Action research was not part of the DIMAR project’s research plan. However, we have sort of performed it a little bit by applying the old “eat your own dog food”-metaphora. I.e. if we want to understand social media usage in organizations, maybe we should play with some of the social media tools and channels too.
The first attempt was to use Google+ …did not work out too well. The second attempt was to set up DIMAR LinkedIn group.
This did work a bit better but was not able to gear enough traction neither…Well, let’s see if there exist any theory that would explain this. Oh yes, there it goes….good old diffusion of innovations!
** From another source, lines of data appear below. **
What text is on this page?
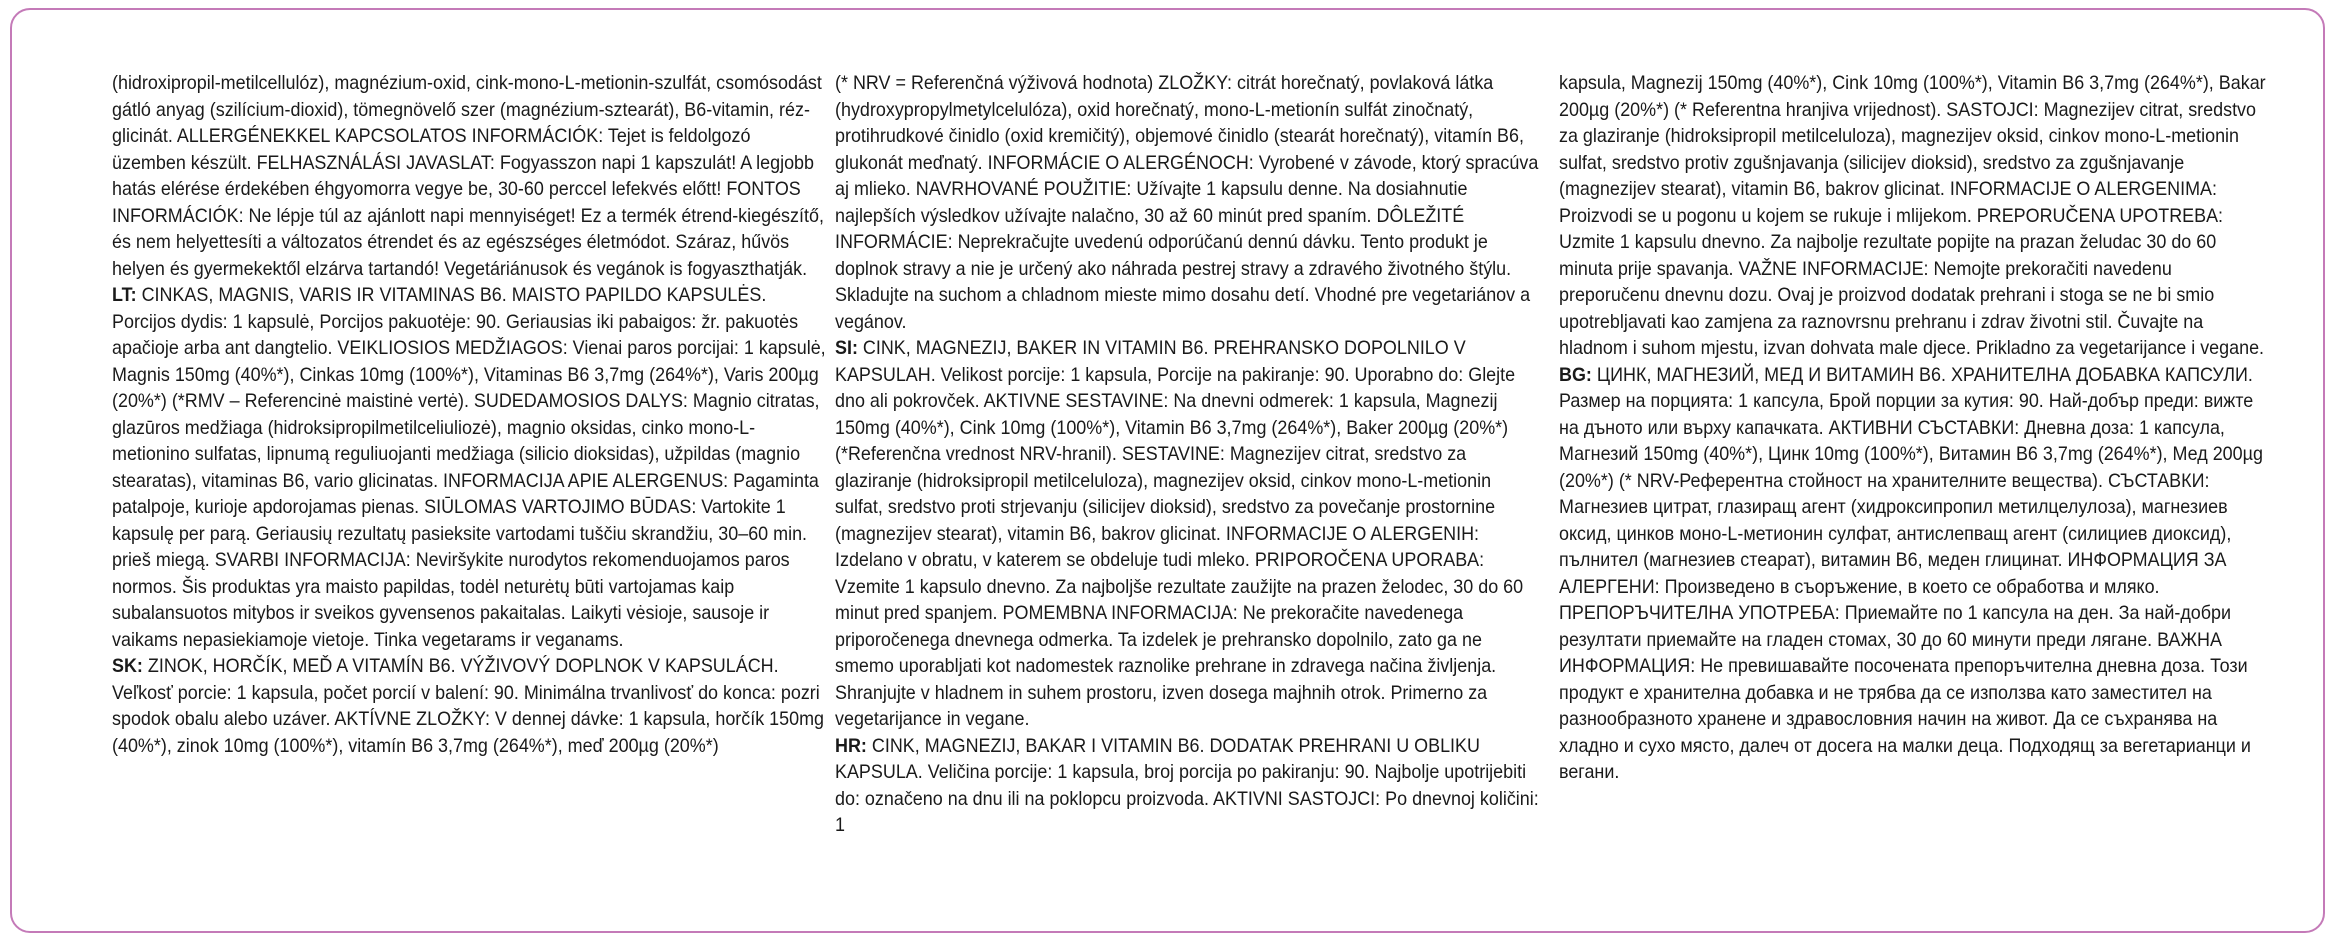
(hidroxipropil-metilcellulóz), magnézium-oxid, cink-mono-L-metionin-szulfát, csomósodást gátló anyag (szilícium-dioxid), tömegnövelő szer (magnézium-sztearát), B6-vitamin, réz-glicinát. ALLERGÉNEKKEL KAPCSOLATOS INFORMÁCIÓK: Tejet is feldolgozó üzemben készült. FELHASZNÁLÁSI JAVASLAT: Fogyasszon napi 1 kapszulát! A legjobb hatás elérése érdekében éhgyomorra vegye be, 30-60 perccel lefekvés előtt! FONTOS INFORMÁCIÓK: Ne lépje túl az ajánlott napi mennyiséget! Ez a termék étrend-kiegészítő, és nem helyettesíti a változatos étrendet és az egészséges életmódot. Száraz, hűvös helyen és gyermekektől elzárva tartandó! Vegetáriánusok és vegánok is fogyaszthatják.

LT: CINKAS, MAGNIS, VARIS IR VITAMINAS B6. MAISTO PAPILDO KAPSULĖS. Porcijos dydis: 1 kapsulė, Porcijos pakuotėje: 90. Geriausias iki pabaigos: žr. pakuotės apačioje arba ant dangtelio. VEIKLIOSIOS MEDŽIAGOS: Vienai paros porcijai: 1 kapsulė, Magnis 150mg (40%*), Cinkas 10mg (100%*), Vitaminas B6 3,7mg (264%*), Varis 200µg (20%*) (*RMV – Referencinė maistinė vertė). SUDEDAMOSIOS DALYS: Magnio citratas, glazūros medžiaga (hidroksipropilmetilceliuliozė), magnio oksidas, cinko mono-L-metionino sulfatas, lipnumą reguliuojanti medžiaga (silicio dioksidas), užpildas (magnio stearatas), vitaminas B6, vario glicinatas. INFORMACIJA APIE ALERGENUS: Pagaminta patalpoje, kurioje apdorojamas pienas. SIŪLOMAS VARTOJIMO BŪDAS: Vartokite 1 kapsulę per parą. Geriausių rezultatų pasieksite vartodami tuščiu skrandžiu, 30–60 min. prieš miegą. SVARBI INFORMACIJA: Neviršykite nurodytos rekomenduojamos paros normos. Šis produktas yra maisto papildas, todėl neturėtų būti vartojamas kaip subalansuotos mitybos ir sveikos gyvensenos pakaitalas. Laikyti vėsioje, sausoje ir vaikams nepasiekiamoje vietoje. Tinka vegetarams ir veganams.

SK: ZINOK, HORČÍK, MEĎ A VITAMÍN B6. VÝŽIVOVÝ DOPLNOK V KAPSULÁCH. Veľkosť porcie: 1 kapsula, počet porcií v balení: 90. Minimálna trvanlivosť do konca: pozri spodok obalu alebo uzáver. AKTÍVNE ZLOŽKY: V dennej dávke: 1 kapsula, horčík 150mg (40%*), zinok 10mg (100%*), vitamín B6 3,7mg (264%*), meď 200µg (20%*)

(* NRV = Referenčná výživová hodnota) ZLOŽKY: citrát horečnatý, povlaková látka (hydroxypropylmetylcelulóza), oxid horečnatý, mono-L-metionín sulfát zinočnatý, protihrudkové činidlo (oxid kremičitý), objemové činidlo (stearát horečnatý), vitamín B6, glukonát meďnatý. INFORMÁCIE O ALERGÉNOCH: Vyrobené v závode, ktorý spracúva aj mlieko. NAVRHOVANÉ POUŽITIE: Užívajte 1 kapsulu denne. Na dosiahnutie najlepších výsledkov užívajte nalačno, 30 až 60 minút pred spaním. DÔLEŽITÉ INFORMÁCIE: Neprekračujte uvedenú odporúčanú dennú dávku. Tento produkt je doplnok stravy a nie je určený ako náhrada pestrej stravy a zdravého životného štýlu. Skladujte na suchom a chladnom mieste mimo dosahu detí. Vhodné pre vegetariánov a vegánov.

SI: CINK, MAGNEZIJ, BAKER IN VITAMIN B6. PREHRANSKO DOPOLNILO V KAPSULAH. Velikost porcije: 1 kapsula, Porcije na pakiranje: 90. Uporabno do: Glejte dno ali pokrovček. AKTIVNE SESTAVINE: Na dnevni odmerek: 1 kapsula, Magnezij 150mg (40%*), Cink 10mg (100%*), Vitamin B6 3,7mg (264%*), Baker 200µg (20%*) (*Referenčna vrednost NRV-hranil). SESTAVINE: Magnezijev citrat, sredstvo za glaziranje (hidroksipropil metilceluloza), magnezijev oksid, cinkov mono-L-metionin sulfat, sredstvo proti strjevanju (silicijev dioksid), sredstvo za povečanje prostornine (magnezijev stearat), vitamin B6, bakrov glicinat. INFORMACIJE O ALERGENIH: Izdelano v obratu, v katerem se obdeluje tudi mleko. PRIPOROČENA UPORABA: Vzemite 1 kapsulo dnevno. Za najboljše rezultate zaužijte na prazen želodec, 30 do 60 minut pred spanjem. POMEMBNA INFORMACIJA: Ne prekoračite navedenega priporočenega dnevnega odmerka. Ta izdelek je prehransko dopolnilo, zato ga ne smemo uporabljati kot nadomestek raznolike prehrane in zdravega načina življenja. Shranjujte v hladnem in suhem prostoru, izven dosega majhnih otrok. Primerno za vegetarijance in vegane.

HR: CINK, MAGNEZIJ, BAKAR I VITAMIN B6. DODATAK PREHRANI U OBLIKU KAPSULA. Veličina porcije: 1 kapsula, broj porcija po pakiranju: 90. Najbolje upotrijebiti do: označeno na dnu ili na poklopcu proizvoda. AKTIVNI SASTOJCI: Po dnevnoj količini: 1

kapsula, Magnezij 150mg (40%*), Cink 10mg (100%*), Vitamin B6 3,7mg (264%*), Bakar 200µg (20%*) (* Referentna hranjiva vrijednost). SASTOJCI: Magnezijev citrat, sredstvo za glaziranje (hidroksipropil metilceluloza), magnezijev oksid, cinkov mono-L-metionin sulfat, sredstvo protiv zgušnjavanja (silicijev dioksid), sredstvo za zgušnjavanje (magnezijev stearat), vitamin B6, bakrov glicinat. INFORMACIJE O ALERGENIMA: Proizvodi se u pogonu u kojem se rukuje i mlijekom. PREPORUČENA UPOTREBA: Uzmite 1 kapsulu dnevno. Za najbolje rezultate popijte na prazan želudac 30 do 60 minuta prije spavanja. VAŽNE INFORMACIJE: Nemojte prekoračiti navedenu preporučenu dnevnu dozu. Ovaj je proizvod dodatak prehrani i stoga se ne bi smio upotrebljavati kao zamjena za raznovrsnu prehranu i zdrav životni stil. Čuvajte na hladnom i suhom mjestu, izvan dohvata male djece. Prikladno za vegetarijance i vegane.

BG: ЦИНК, МАГНЕЗИЙ, МЕД И ВИТАМИН B6. ХРАНИТЕЛНА ДОБАВКА КАПСУЛИ. Размер на порцията: 1 капсула, Брой порции за кутия: 90. Най-добър преди: вижте на дъното или върху капачката. АКТИВНИ СЪСТАВКИ: Дневна доза: 1 капсула, Магнезий 150mg (40%*), Цинк 10mg (100%*), Витамин B6 3,7mg (264%*), Мед 200µg (20%*) (* NRV-Референтна стойност на хранителните вещества). СЪСТАВКИ: Магнезиев цитрат, глазиращ агент (хидроксипропил метилцелулоза), магнезиев оксид, цинков моно-L-метионин сулфат, антислепващ агент (силициев диоксид), пълнител (магнезиев стеарат), витамин B6, меден глицинат. ИНФОРМАЦИЯ ЗА АЛЕРГЕНИ: Произведено в съоръжение, в което се обработва и мляко. ПРЕПОРЪЧИТЕЛНА УПОТРЕБА: Приемайте по 1 капсула на ден. За най-добри резултати приемайте на гладен стомах, 30 до 60 минути преди лягане. ВАЖНА ИНФОРМАЦИЯ: Не превишавайте посочената препоръчителна дневна доза. Този продукт е хранителна добавка и не трябва да се използва като заместител на разнообразното хранене и здравословния начин на живот. Да се съхранява на хладно и сухо място, далеч от досега на малки деца. Подходящ за вегетарианци и вегани.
First of all; the concepts of diffusion and adoption are essential topics to understand. From a firm’s point of view, adoption refers to the process where a customer makes decisions to buy or use products or services, whereas diffusion then arises from the customer’s adoption decisions (Narayanan, 2001). More precisely, diffusion has to do with the process “by which an innovation is communicated through certain channels over time among the members of social system” (Rogers, 2003, p. 5).
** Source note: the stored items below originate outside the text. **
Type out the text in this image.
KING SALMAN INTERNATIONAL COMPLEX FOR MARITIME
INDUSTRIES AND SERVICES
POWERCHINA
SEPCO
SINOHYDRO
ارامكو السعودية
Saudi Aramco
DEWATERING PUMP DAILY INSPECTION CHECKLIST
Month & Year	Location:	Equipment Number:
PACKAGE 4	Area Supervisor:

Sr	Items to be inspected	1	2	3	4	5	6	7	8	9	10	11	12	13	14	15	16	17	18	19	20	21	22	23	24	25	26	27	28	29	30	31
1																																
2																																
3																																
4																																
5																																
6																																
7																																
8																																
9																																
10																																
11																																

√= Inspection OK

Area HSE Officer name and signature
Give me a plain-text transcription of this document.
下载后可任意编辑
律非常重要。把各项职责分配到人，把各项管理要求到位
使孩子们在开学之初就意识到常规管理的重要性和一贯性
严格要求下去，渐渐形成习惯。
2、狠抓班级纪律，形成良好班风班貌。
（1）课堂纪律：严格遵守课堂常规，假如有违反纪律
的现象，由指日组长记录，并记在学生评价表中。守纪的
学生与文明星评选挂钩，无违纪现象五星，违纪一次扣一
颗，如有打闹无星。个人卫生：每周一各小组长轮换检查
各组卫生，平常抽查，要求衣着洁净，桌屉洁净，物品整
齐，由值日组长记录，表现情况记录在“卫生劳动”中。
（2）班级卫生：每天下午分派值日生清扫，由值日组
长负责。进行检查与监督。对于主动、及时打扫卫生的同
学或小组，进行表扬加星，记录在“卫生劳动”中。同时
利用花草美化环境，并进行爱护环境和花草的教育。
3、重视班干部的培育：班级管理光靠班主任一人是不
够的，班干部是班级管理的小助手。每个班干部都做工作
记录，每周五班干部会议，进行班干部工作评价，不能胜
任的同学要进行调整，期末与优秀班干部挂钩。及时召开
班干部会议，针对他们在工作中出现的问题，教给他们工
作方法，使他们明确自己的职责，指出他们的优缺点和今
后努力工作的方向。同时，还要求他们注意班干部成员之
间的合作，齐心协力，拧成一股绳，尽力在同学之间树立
Adoption represents the positive outcome of a decision process that ranges between rejecting and accepting a proposed new solution – an adopter decides to make full use of an innovation as the best course of action available and the rate of adoption is then the relative speed with which an innovation is adopted by members of a social system (Rogers 2003).
If that sounds too theoretical, let’s draw a concrete example. The recent case study about Gapgemini’s Yammer adoption provides a clear message:
“a first phase, where the new service is encountered by a group of enthusiasts, the evolution process enters a stage where the initiative is at risk of failure, as the “newness” factor rubs off, while diffusion still has not been achieved. This is where the “hen or egg” problem kicks in, as potential adopters cannot see the value precisely because not enough people have adopted the service yet.”(p.13)
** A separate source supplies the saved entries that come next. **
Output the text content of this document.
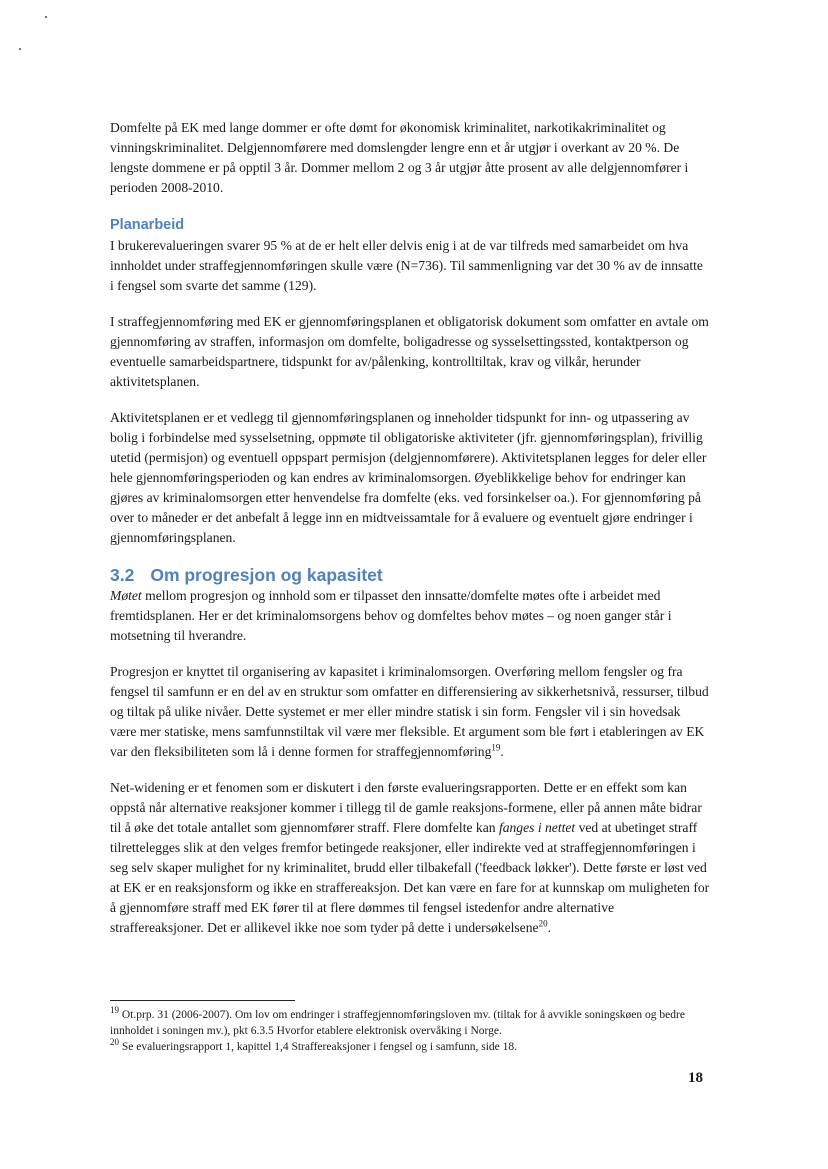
Domfelte på EK med lange dommer er ofte dømt for økonomisk kriminalitet, narkotikakriminalitet og vinningskriminalitet. Delgjennomførere med domslengder lengre enn et år utgjør i overkant av 20 %. De lengste dommene er på opptil 3 år. Dommer mellom 2 og 3 år utgjør åtte prosent av alle delgjennomfører i perioden 2008-2010.

Planarbeid

I brukerevalueringen svarer 95 % at de er helt eller delvis enig i at de var tilfreds med samarbeidet om hva innholdet under straffegjennomføringen skulle være (N=736). Til sammenligning var det 30 % av de innsatte i fengsel som svarte det samme (129).

I straffegjennomføring med EK er gjennomføringsplanen et obligatorisk dokument som omfatter en avtale om gjennomføring av straffen, informasjon om domfelte, boligadresse og sysselsettingssted, kontaktperson og eventuelle samarbeidspartnere, tidspunkt for av/pålenking, kontrolltiltak, krav og vilkår, herunder aktivitetsplanen.

Aktivitetsplanen er et vedlegg til gjennomføringsplanen og inneholder tidspunkt for inn- og utpassering av bolig i forbindelse med sysselsetning, oppmøte til obligatoriske aktiviteter (jfr. gjennomføringsplan), frivillig utetid (permisjon) og eventuell oppspart permisjon (delgjennomførere). Aktivitetsplanen legges for deler eller hele gjennomføringsperioden og kan endres av kriminalomsorgen. Øyeblikkelige behov for endringer kan gjøres av kriminalomsorgen etter henvendelse fra domfelte (eks. ved forsinkelser oa.). For gjennomføring på over to måneder er det anbefalt å legge inn en midtveissamtale for å evaluere og eventuelt gjøre endringer i gjennomføringsplanen.

3.2 Om progresjon og kapasitet

Møtet mellom progresjon og innhold som er tilpasset den innsatte/domfelte møtes ofte i arbeidet med fremtidsplanen. Her er det kriminalomsorgens behov og domfeltes behov møtes – og noen ganger står i motsetning til hverandre.

Progresjon er knyttet til organisering av kapasitet i kriminalomsorgen. Overføring mellom fengsler og fra fengsel til samfunn er en del av en struktur som omfatter en differensiering av sikkerhetsnivå, ressurser, tilbud og tiltak på ulike nivåer. Dette systemet er mer eller mindre statisk i sin form. Fengsler vil i sin hovedsak være mer statiske, mens samfunnstiltak vil være mer fleksible. Et argument som ble ført i etableringen av EK var den fleksibiliteten som lå i denne formen for straffegjennomføring$^{19}$.

Net-widening er et fenomen som er diskutert i den første evalueringsrapporten. Dette er en effekt som kan oppstå når alternative reaksjoner kommer i tillegg til de gamle reaksjons-formene, eller på annen måte bidrar til å øke det totale antallet som gjennomfører straff. Flere domfelte kan fanges i nettet ved at ubetinget straff tilrettelegges slik at den velges fremfor betingede reaksjoner, eller indirekte ved at straffegjennomføringen i seg selv skaper mulighet for ny kriminalitet, brudd eller tilbakefall ('feedback løkker'). Dette første er løst ved at EK er en reaksjonsform og ikke en straffereaksjon. Det kan være en fare for at kunnskap om muligheten for å gjennomføre straff med EK fører til at flere dømmes til fengsel istedenfor andre alternative straffereaksjoner. Det er allikevel ikke noe som tyder på dette i undersøkelsene$^{20}$.

$^{19}$ Ot.prp. 31 (2006-2007). Om lov om endringer i straffegjennomføringsloven mv. (tiltak for å avvikle soningskøen og bedre innholdet i soningen mv.), pkt 6.3.5 Hvorfor etablere elektronisk overvåking i Norge.
$^{20}$ Se evalueringsrapport 1, kapittel 1,4 Straffereaksjoner i fengsel og i samfunn, side 18.
18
So, where do we go from here?…. Well, we can still give our LinkedIn group a second try, or just let it go to the place where quite many “yet another social media applications” have already gone. Your call!
Researcher/ project manager
Aalto-university, BIT Research Center
Narayanan, V. K. (2001). Managing technology and innovation for competitive advantage. Prentice-Hall Inc., USA.
Rogers, E.M. (2003). Diffusion of Innovations, 5th ed. Free Press, New York.